These days,
everyone is a friend. Meet a random stranger in an office meeting, and
suddenly, they’ll be sending you a friend request on Facebook. Snap a picture
of your lunchtime char kway teow and
suddenly even your cleaning lady is hearting you on Instagram. Everyone wants
to be your friend and before you know it, you find yourself endlessly checking
your profile to see how many people are following you on Twitter.
But here’s the thing. The reality is, you really
only have a handful of friends. If you’re lucky, you’ll use up all five fingers
on your right hand counting them. Don’t believe me?

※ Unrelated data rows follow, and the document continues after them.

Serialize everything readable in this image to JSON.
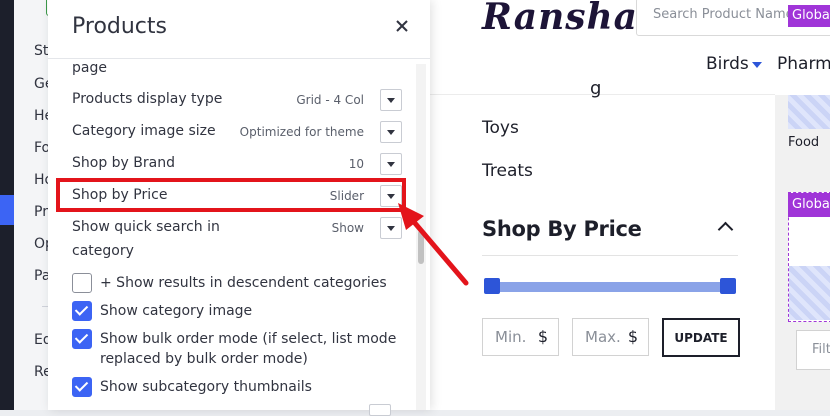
{
  "sidebar": {
    "items": [
      "St",
      "Ge",
      "He",
      "Fo",
      "Ho",
      "Pr",
      "Op",
      "Pa",
      "Ed",
      "Re"
    ]
  },
  "storefront": {
    "logo": "Ransha",
    "search_placeholder": "Search Product Name /",
    "search_tag": "Globa",
    "nav": [
      "Birds",
      "Pharma"
    ],
    "categories": [
      "Toys",
      "Treats"
    ],
    "shop_by_price_title": "Shop By Price",
    "min_placeholder": "Min.",
    "max_placeholder": "Max.",
    "currency": "$",
    "update_label": "UPDATE",
    "food_label": "Food",
    "card_tag": "Globa",
    "filter_placeholder": "Filt"
  },
  "panel": {
    "title": "Products",
    "intro_text": "page",
    "settings": [
      {
        "label": "Products display type",
        "value": "Grid - 4 Col"
      },
      {
        "label": "Category image size",
        "value": "Optimized for theme"
      },
      {
        "label": "Shop by Brand",
        "value": "10"
      },
      {
        "label": "Shop by Price",
        "value": "Slider"
      },
      {
        "label_line1": "Show quick search in",
        "label_line2": "category",
        "value": "Show"
      }
    ],
    "checkboxes": [
      {
        "label": "+ Show results in descendent categories",
        "checked": false
      },
      {
        "label": "Show category image",
        "checked": true
      },
      {
        "label_line1": "Show bulk order mode (if select, list mode",
        "label_line2": "replaced by bulk order mode)",
        "checked": true
      },
      {
        "label": "Show subcategory thumbnails",
        "checked": true
      }
    ]
  },
  "colors": {
    "accent": "#3c64f4",
    "annotation": "#e3141b",
    "tag_purple": "#a035d8",
    "slider": "#2d55d8"
  }
}
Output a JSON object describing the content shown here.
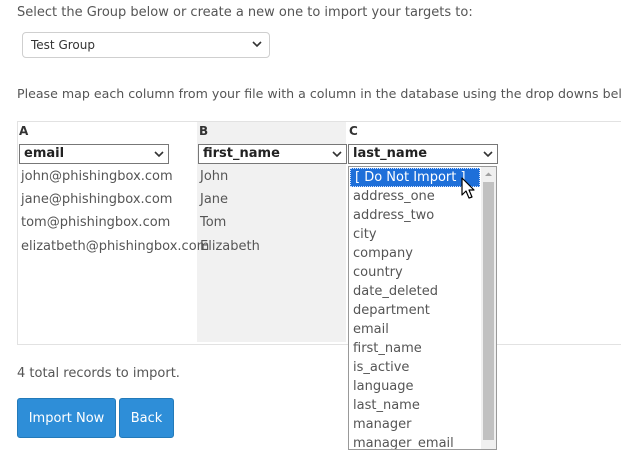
{
  "intro_text": "Select the Group below or create a new one to import your targets to:",
  "group_select": {
    "value": "Test Group"
  },
  "mapping_text": "Please map each column from your file with a column in the database using the drop downs below.",
  "columns": [
    {
      "letter": "A",
      "mapped": "email",
      "cells": [
        "john@phishingbox.com",
        "jane@phishingbox.com",
        "tom@phishingbox.com",
        "elizatbeth@phishingbox.com"
      ]
    },
    {
      "letter": "B",
      "mapped": "first_name",
      "cells": [
        "John",
        "Jane",
        "Tom",
        "Elizabeth"
      ]
    },
    {
      "letter": "C",
      "mapped": "last_name",
      "cells": []
    }
  ],
  "dropdown_options": [
    "[ Do Not Import ]",
    "address_one",
    "address_two",
    "city",
    "company",
    "country",
    "date_deleted",
    "department",
    "email",
    "first_name",
    "is_active",
    "language",
    "last_name",
    "manager",
    "manager_email"
  ],
  "dropdown_selected_index": 0,
  "records_text": "4 total records to import.",
  "buttons": {
    "import": "Import Now",
    "back": "Back"
  },
  "colors": {
    "primary": "#2e8ed8",
    "selected_option": "#1e6fd9"
  },
  "icons": {
    "dropdown": "chevron-down-icon",
    "cursor": "mouse-pointer-icon"
  }
}
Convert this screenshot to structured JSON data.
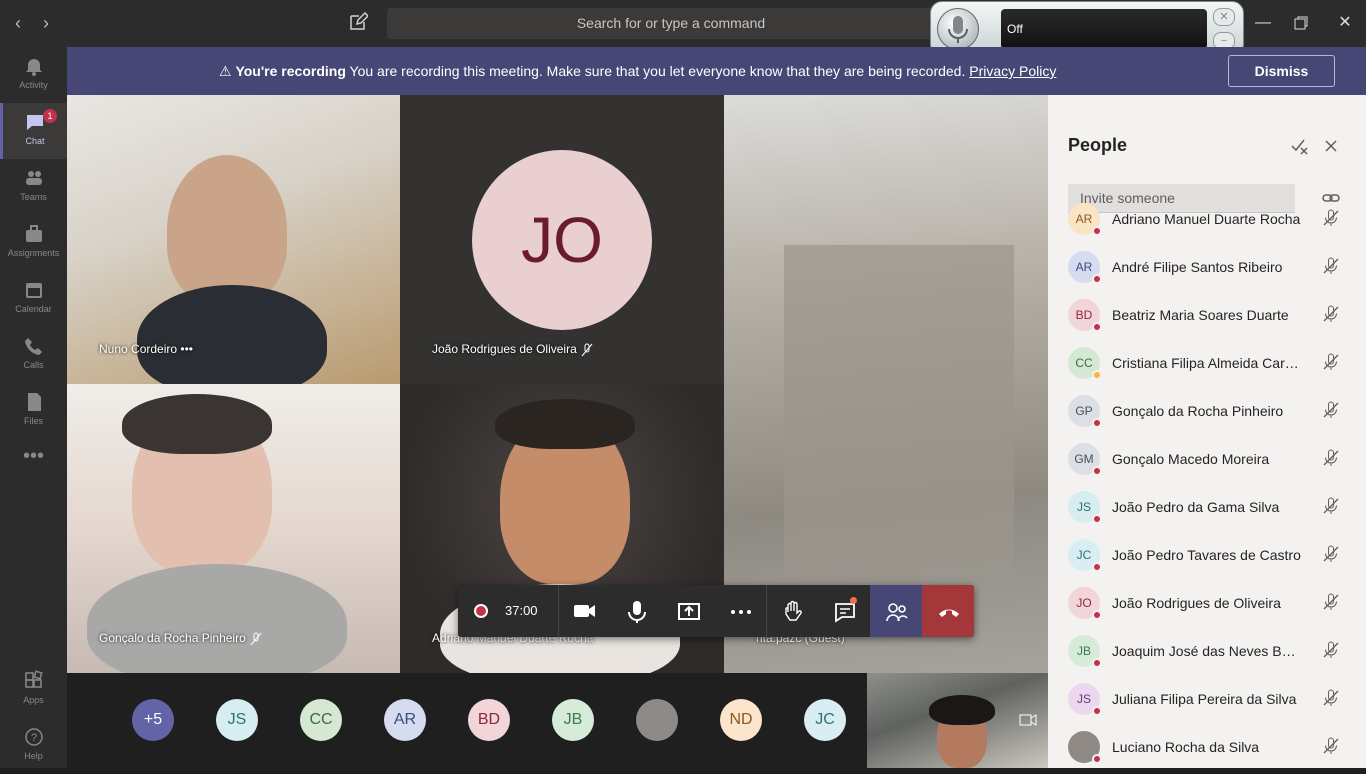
{
  "titlebar": {
    "search_placeholder": "Search for or type a command"
  },
  "mic_widget": {
    "status": "Off"
  },
  "rail": {
    "items": [
      {
        "label": "Activity"
      },
      {
        "label": "Chat",
        "badge": "1"
      },
      {
        "label": "Teams"
      },
      {
        "label": "Assignments"
      },
      {
        "label": "Calendar"
      },
      {
        "label": "Calls"
      },
      {
        "label": "Files"
      },
      {
        "label": "Apps"
      },
      {
        "label": "Help"
      }
    ]
  },
  "banner": {
    "title": "You're recording",
    "message": "You are recording this meeting. Make sure that you let everyone know that they are being recorded.",
    "link": "Privacy Policy",
    "dismiss": "Dismiss"
  },
  "tiles": [
    {
      "name": "Nuno Cordeiro"
    },
    {
      "name": "João Rodrigues de Oliveira",
      "initials": "JO"
    },
    {
      "name": "rita.pazc (Guest)"
    },
    {
      "name": "Gonçalo da Rocha Pinheiro"
    },
    {
      "name": "Adriano Manuel Duarte Rocha"
    }
  ],
  "controls": {
    "timer": "37:00"
  },
  "roster": {
    "overflow": "+5",
    "avatars": [
      {
        "initials": "JS",
        "bg": "#d7eef0",
        "fg": "#2f6f78"
      },
      {
        "initials": "CC",
        "bg": "#d5e8d4",
        "fg": "#3b6e3a"
      },
      {
        "initials": "AR",
        "bg": "#d6dcef",
        "fg": "#3b4a80"
      },
      {
        "initials": "BD",
        "bg": "#f1d5d9",
        "fg": "#8a2b3b"
      },
      {
        "initials": "JB",
        "bg": "#d6ebd9",
        "fg": "#3f7a4a"
      },
      {
        "initials": "",
        "bg": "#8f8a86",
        "fg": "#fff"
      },
      {
        "initials": "ND",
        "bg": "#fbe5cc",
        "fg": "#8a5a1f"
      },
      {
        "initials": "JC",
        "bg": "#d8eef3",
        "fg": "#2f6f78"
      }
    ]
  },
  "people": {
    "title": "People",
    "invite_placeholder": "Invite someone",
    "list": [
      {
        "initials": "AR",
        "name": "Adriano Manuel Duarte Rocha",
        "bg": "#fbe4c4",
        "fg": "#8a5a1f",
        "status": "busy"
      },
      {
        "initials": "AR",
        "name": "André Filipe Santos Ribeiro",
        "bg": "#d6dcef",
        "fg": "#3b4a80",
        "status": "busy"
      },
      {
        "initials": "BD",
        "name": "Beatriz Maria Soares Duarte",
        "bg": "#f1d5d9",
        "fg": "#8a2b3b",
        "status": "busy"
      },
      {
        "initials": "CC",
        "name": "Cristiana Filipa Almeida Carvalho",
        "bg": "#d5e8d4",
        "fg": "#3b6e3a",
        "status": "away"
      },
      {
        "initials": "GP",
        "name": "Gonçalo da Rocha Pinheiro",
        "bg": "#dcdfe3",
        "fg": "#45505b",
        "status": "busy"
      },
      {
        "initials": "GM",
        "name": "Gonçalo Macedo Moreira",
        "bg": "#dcdfe3",
        "fg": "#45505b",
        "status": "busy"
      },
      {
        "initials": "JS",
        "name": "João Pedro da Gama Silva",
        "bg": "#d7eef0",
        "fg": "#2f6f78",
        "status": "busy"
      },
      {
        "initials": "JC",
        "name": "João Pedro Tavares de Castro",
        "bg": "#d8eef3",
        "fg": "#2f6f78",
        "status": "busy"
      },
      {
        "initials": "JO",
        "name": "João Rodrigues de Oliveira",
        "bg": "#f1d5d9",
        "fg": "#8a2b3b",
        "status": "busy"
      },
      {
        "initials": "JB",
        "name": "Joaquim José das Neves Baptista",
        "bg": "#d6ebd9",
        "fg": "#3f7a4a",
        "status": "busy"
      },
      {
        "initials": "JS",
        "name": "Juliana Filipa Pereira da Silva",
        "bg": "#ecd8ee",
        "fg": "#6b3575",
        "status": "busy"
      },
      {
        "initials": "",
        "name": "Luciano Rocha da Silva",
        "bg": "#8f8a86",
        "fg": "#fff",
        "status": "busy"
      }
    ]
  },
  "colors": {
    "accent": "#6264a7",
    "banner": "#464775",
    "hangup": "#a4373a",
    "busy": "#c4314b",
    "away": "#fcb52e"
  }
}
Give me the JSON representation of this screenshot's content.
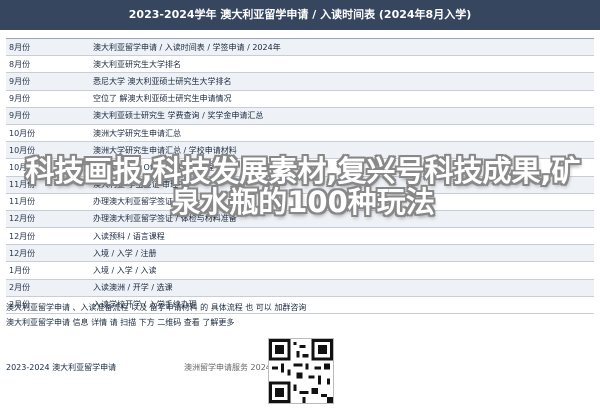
{
  "header": {
    "title": "2023-2024学年 澳大利亚留学申请 / 入读时间表 (2024年8月入学)"
  },
  "rows": [
    {
      "date": "8月份",
      "desc": "澳大利亚留学申请 / 入读时间表 / 学签申请 / 2024年"
    },
    {
      "date": "8月份",
      "desc": "澳大利亚研究生大学排名"
    },
    {
      "date": "9月份",
      "desc": "悉尼大学 澳大利亚硕士研究生大学排名"
    },
    {
      "date": "9月份",
      "desc": "空位了 解澳大利亚硕士研究生申请情况"
    },
    {
      "date": "9月份",
      "desc": "澳大利亚硕士研究生 学费查询 / 奖学金申请汇总"
    },
    {
      "date": "10月份",
      "desc": "澳洲大学研究生申请汇总"
    },
    {
      "date": "10月份",
      "desc": "澳洲大学研究生申请汇总 / 学校申请材料"
    },
    {
      "date": "10月份",
      "desc": "入读澳大利亚 Offer 后续办理流程"
    },
    {
      "date": "11月份",
      "desc": "澳大利亚 学生签证 审理中"
    },
    {
      "date": "11月份",
      "desc": "办理澳大利亚留学签证"
    },
    {
      "date": "12月份",
      "desc": "办理澳大利亚留学签证 / 体检与材料准备"
    },
    {
      "date": "12月份",
      "desc": "入读预科 / 语言课程"
    },
    {
      "date": "12月份",
      "desc": "入境 / 入学 / 注册"
    },
    {
      "date": "1月份",
      "desc": "入境 / 入学 / 入读"
    },
    {
      "date": "2月份",
      "desc": "入读澳洲 / 开学 / 选课"
    },
    {
      "date": "2月份",
      "desc": "入读学校开学 / 入学手续办理"
    }
  ],
  "notes": [
    "澳大利亚留学申请 、入读准备流程 以及 留学申请材料 的 具体流程 也 可以 加群咨询",
    "澳大利亚留学申请 信息 详情 请 扫描 下方 二维码 查看 了解更多"
  ],
  "footer": {
    "left": "2023-2024 澳大利亚留学申请",
    "right": "澳洲留学申请服务 2024"
  },
  "overlay": {
    "title": "科技画报,科技发展素材,复兴号科技成果,矿泉水瓶的100种玩法"
  },
  "colors": {
    "header_bg": "#36465f",
    "row_alt": "#eef1f6",
    "row_border": "#c7ced8"
  },
  "icons": {
    "qr": "qr-code-icon"
  }
}
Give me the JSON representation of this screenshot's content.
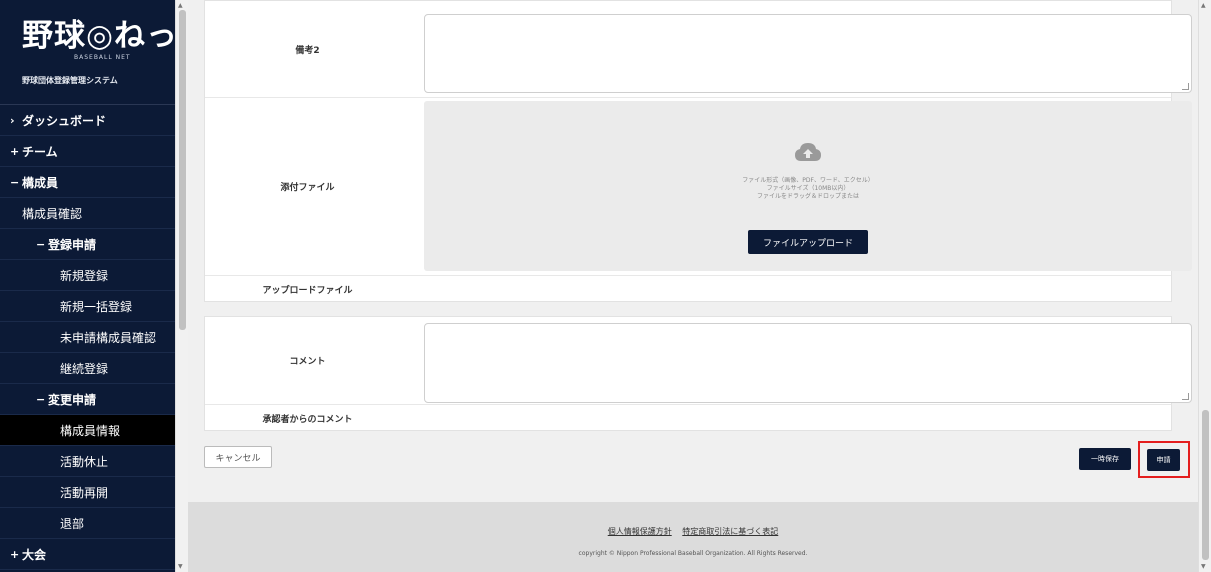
{
  "sidebar": {
    "logo_main": "野球◎ねっと",
    "logo_eng": "BASEBALL NET",
    "logo_sub": "野球団体登録管理システム",
    "items": [
      {
        "sym": "›",
        "label": "ダッシュボード"
      },
      {
        "sym": "+",
        "label": "チーム"
      },
      {
        "sym": "−",
        "label": "構成員"
      },
      {
        "label": "構成員確認"
      },
      {
        "sym": "−",
        "label": "登録申請"
      },
      {
        "label": "新規登録"
      },
      {
        "label": "新規一括登録"
      },
      {
        "label": "未申請構成員確認"
      },
      {
        "label": "継続登録"
      },
      {
        "sym": "−",
        "label": "変更申請"
      },
      {
        "label": "構成員情報"
      },
      {
        "label": "活動休止"
      },
      {
        "label": "活動再開"
      },
      {
        "label": "退部"
      },
      {
        "sym": "+",
        "label": "大会"
      }
    ]
  },
  "form": {
    "remarks2_label": "備考2",
    "attachment_label": "添付ファイル",
    "dropzone_line1": "ファイル形式（画像、PDF、ワード、エクセル）",
    "dropzone_line2": "ファイルサイズ（10MB以内）",
    "dropzone_line3": "ファイルをドラッグ＆ドロップまたは",
    "upload_button": "ファイルアップロード",
    "uploaded_files_label": "アップロードファイル",
    "comment_label": "コメント",
    "approver_comment_label": "承認者からのコメント"
  },
  "actions": {
    "cancel": "キャンセル",
    "temp_save": "一時保存",
    "apply": "申請"
  },
  "footer": {
    "link_privacy": "個人情報保護方針",
    "link_law": "特定商取引法に基づく表記",
    "copyright": "copyright © Nippon Professional Baseball Organization. All Rights Reserved."
  },
  "colors": {
    "sidebar_bg": "#0c1a36",
    "button_bg": "#0c1a36",
    "highlight": "#e41e1e"
  }
}
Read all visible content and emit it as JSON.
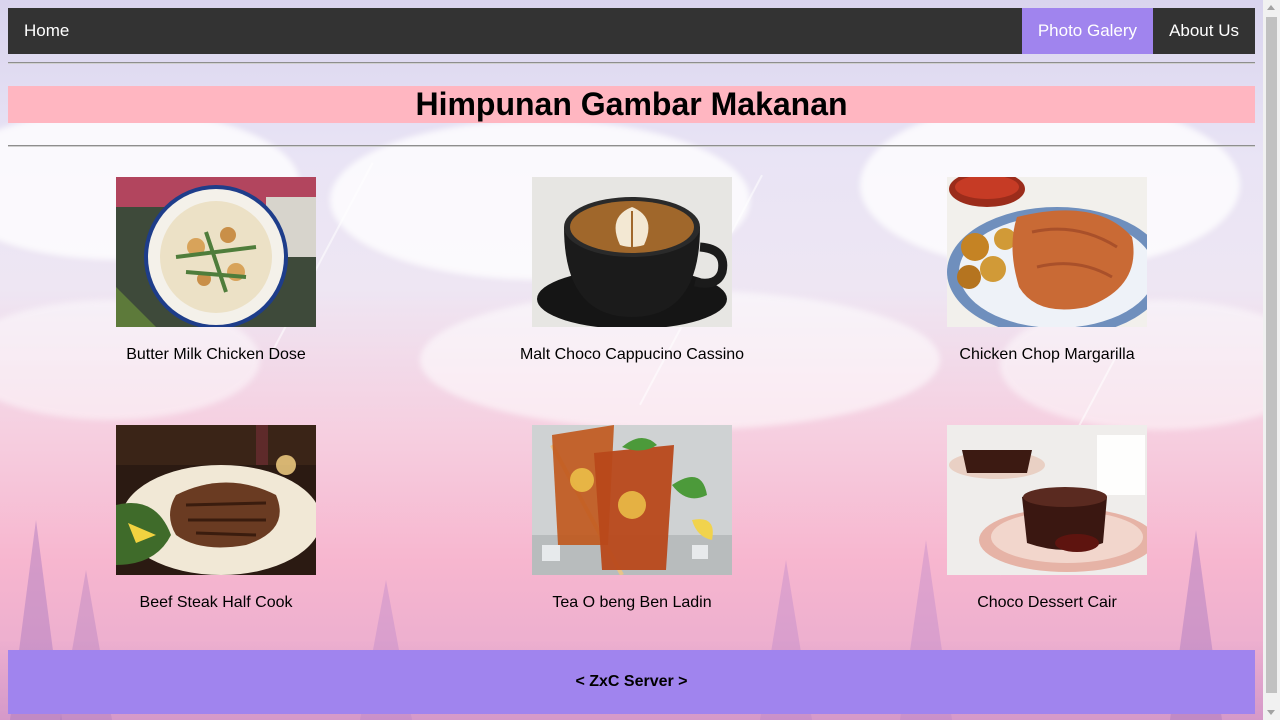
{
  "nav": {
    "home": "Home",
    "gallery": "Photo Galery",
    "about": "About Us"
  },
  "title": "Himpunan Gambar Makanan",
  "gallery": [
    {
      "caption": "Butter Milk Chicken Dose"
    },
    {
      "caption": "Malt Choco Cappucino Cassino"
    },
    {
      "caption": "Chicken Chop Margarilla"
    },
    {
      "caption": "Beef Steak Half Cook"
    },
    {
      "caption": "Tea O beng Ben Ladin"
    },
    {
      "caption": "Choco Dessert Cair"
    }
  ],
  "footer": "< ZxC Server >",
  "colors": {
    "navbar": "#333333",
    "nav_active": "#a084ee",
    "title_band": "#ffb6c1",
    "footer": "#a084ee"
  }
}
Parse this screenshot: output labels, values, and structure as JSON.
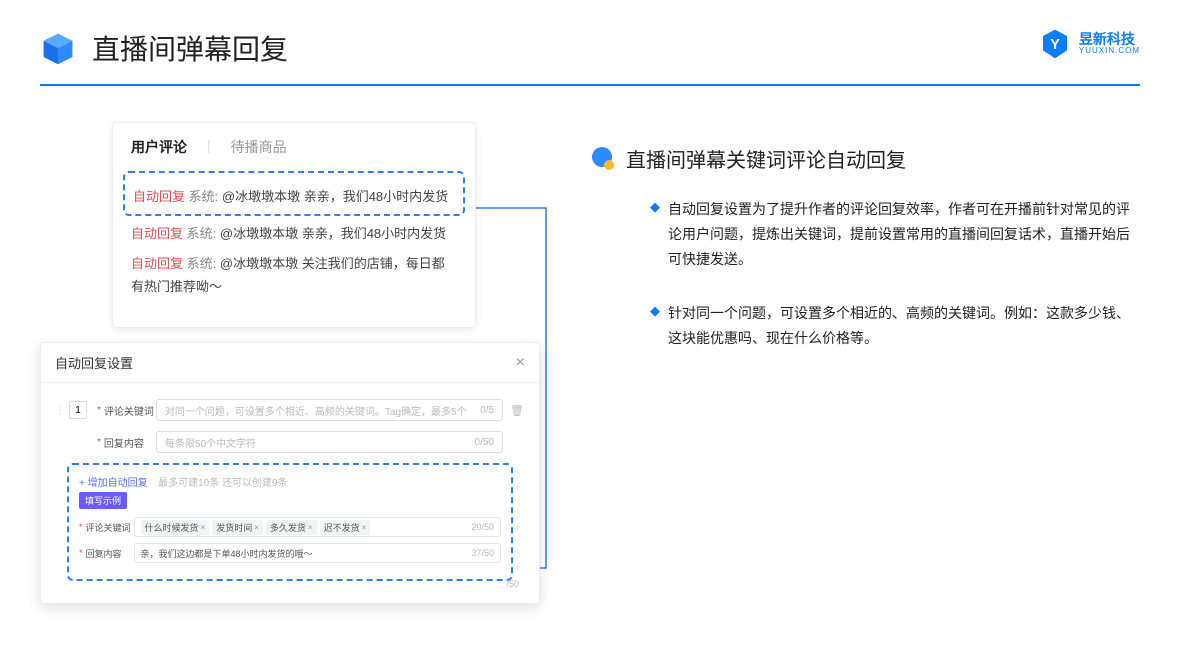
{
  "header": {
    "title": "直播间弹幕回复"
  },
  "brand": {
    "name": "昱新科技",
    "sub": "YUUXIN.COM"
  },
  "commentCard": {
    "tabActive": "用户评论",
    "tabOther": "待播商品",
    "rows": [
      {
        "tag": "自动回复",
        "sys": "系统:",
        "text": "@冰墩墩本墩 亲亲，我们48小时内发货"
      },
      {
        "tag": "自动回复",
        "sys": "系统:",
        "text": "@冰墩墩本墩 亲亲，我们48小时内发货"
      },
      {
        "tag": "自动回复",
        "sys": "系统:",
        "text": "@冰墩墩本墩 关注我们的店铺，每日都有热门推荐呦～"
      }
    ]
  },
  "settings": {
    "title": "自动回复设置",
    "idx": "1",
    "keywordLabel": "评论关键词",
    "keywordPlaceholder": "对同一个问题，可设置多个相近、高频的关键词。Tag确定，最多5个",
    "keywordCount": "0/5",
    "contentLabel": "回复内容",
    "contentPlaceholder": "每条限50个中文字符",
    "contentCount": "0/50",
    "addLabel": "+ 增加自动回复",
    "addHint": "最多可建10条 还可以创建9条",
    "exampleBadge": "填写示例",
    "exKeywordLabel": "评论关键词",
    "exTags": [
      "什么时候发货",
      "发货时间",
      "多久发货",
      "迟不发货"
    ],
    "exKeywordCount": "20/50",
    "exContentLabel": "回复内容",
    "exContentText": "亲，我们这边都是下单48小时内发货的哦～",
    "exContentCount": "37/50",
    "outsideCount": "/50"
  },
  "section": {
    "title": "直播间弹幕关键词评论自动回复",
    "bullets": [
      "自动回复设置为了提升作者的评论回复效率，作者可在开播前针对常见的评论用户问题，提炼出关键词，提前设置常用的直播间回复话术，直播开始后可快捷发送。",
      "针对同一个问题，可设置多个相近的、高频的关键词。例如：这款多少钱、这块能优惠吗、现在什么价格等。"
    ]
  }
}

Then, get sick.
It’s only when you’re sick that you really get a
full measure of who your real friends are. And, by the way, friends are not the
ones who say: “Take care, babe!” on your Facebook page and then go back to
posting selfies of themselves on a beach or at a bar.
No, sirree. Those aren’t friends.
Friends are the ones who call to see how you are
and if there’s anything they can do for you. Friends are the ones who
immediately show up at your doorstep with fresh, home-made chicken noodle soup
and a stack of gossip magazines to keep you company as you lie in bed moaning
pathetically to yourself.
“Wah liau,
is that Saffy?” Sharyn asked the other day when she showed up in the little
flat I share with Saffy and Amanda. Behind her was Siti, Sharyn’s very harassed
Indonesian maid, burdened with several tiffin carriers and a pink plastic bag
of magazines.
From the direction of Saffy’s bedroom came piteous
moans, interrupted occasionally by the sound of a phlegmy hacking cough.
“Yep, that’s her,” I said, and sneezed wetly into a
handful of soggy tissues.
Sharyn backed up a step. “Hah?! You o-so sick, ah?
Alamak, how like that?”
“Don’t get me started, Sharyn. We’ve been like this
for a week now. It’s just not going away! Amanda gave it to us and she’s been coughing for two weeks!”
“Aiyoh, you don’t give to me, ok? I cannot afford
to get sick. My eldest boy just recover from the flu and now my useless husband
fall sick. Ay, Siti, why you just stand there? Quickly, take everything into
the kitchen, lah! Aiyoh, everything must tell you what to do, ah?”
“Yes, mum,” Siti replied meekly as she drifted off
into the kitchen, leaving Sharyn with a frown as she tried to work out which
part of her scolding Siti was saying “Yes, mum” to.
Just then, Saffy’s voice came floating out. “Shazz,
is that you?”
“Yah, it’s me!” Sharyn called out cheerfully.
“Wait, ah!”
She rummaged inside her handbag and whipped out a
face-mask and goggles which she proceeded to put on.
“Uhm, why the goggles, Sharyn?” I asked finally.
“All the virus in the water droplets in the air,
mah!” came the muffled reply. “Get into the eyes, also sick, what!”
“Oh,” I said weakly.
“Siti, hurry up with the soup!” Sharyn barked as
she marched into Saffy’s room, fully armed against any possible contagion. You
almost got the sense if she’d remembered to pack a rain-coat, she’d have worn
it too.
Later that night, Saffy, Amanda and I were at the
dining table sipping the last of Sharyn’s outrageously good chicken noodle soup
when the doorbell rang.
“It’s only me!” Barney Chen growled from the other
side of the door. “Don’t open the door! I’m not coming in as I’ve got a hot
date tomorrow night and I cannot
afford to be sick! I got my mother to make you guys some fish congee. It’s
still warmso you can eat it now if you want to!”
“God,” Amanda coughed. “It’s so unfair he doesn’t
fancy me! Not a single one of my boyfriends has called to see how I am, let
alone brought me fish congee!”
Saffy poked her head out the front door to retrieve
Barney’s containers. “And he’s also brought the latest issue of Vogue! The
American edition!”
Amanda clapped her hands. “Oooh, the one with Kim
Kardashian and Kanye West?”
“Seriously,” Saffy said. “Amanda’s right. Why can’t
we ever meet men like Barney Cheng? Besides the fact that we’re not men, I
mean?”
Amanda coughed wetly. “Excuse me, but you’ve got
Bradley!”
“Uh huh, and where is he now?”
“Uhm, on an overseas trip in America?”
Saffy sniffed. “Pitiful excuse! If he really loved
me, he’d have flown straight back to look after me!”
“You should put that up on Twitter,” Amanda advised
as she reached for the Vogue. “It’ll go viral!”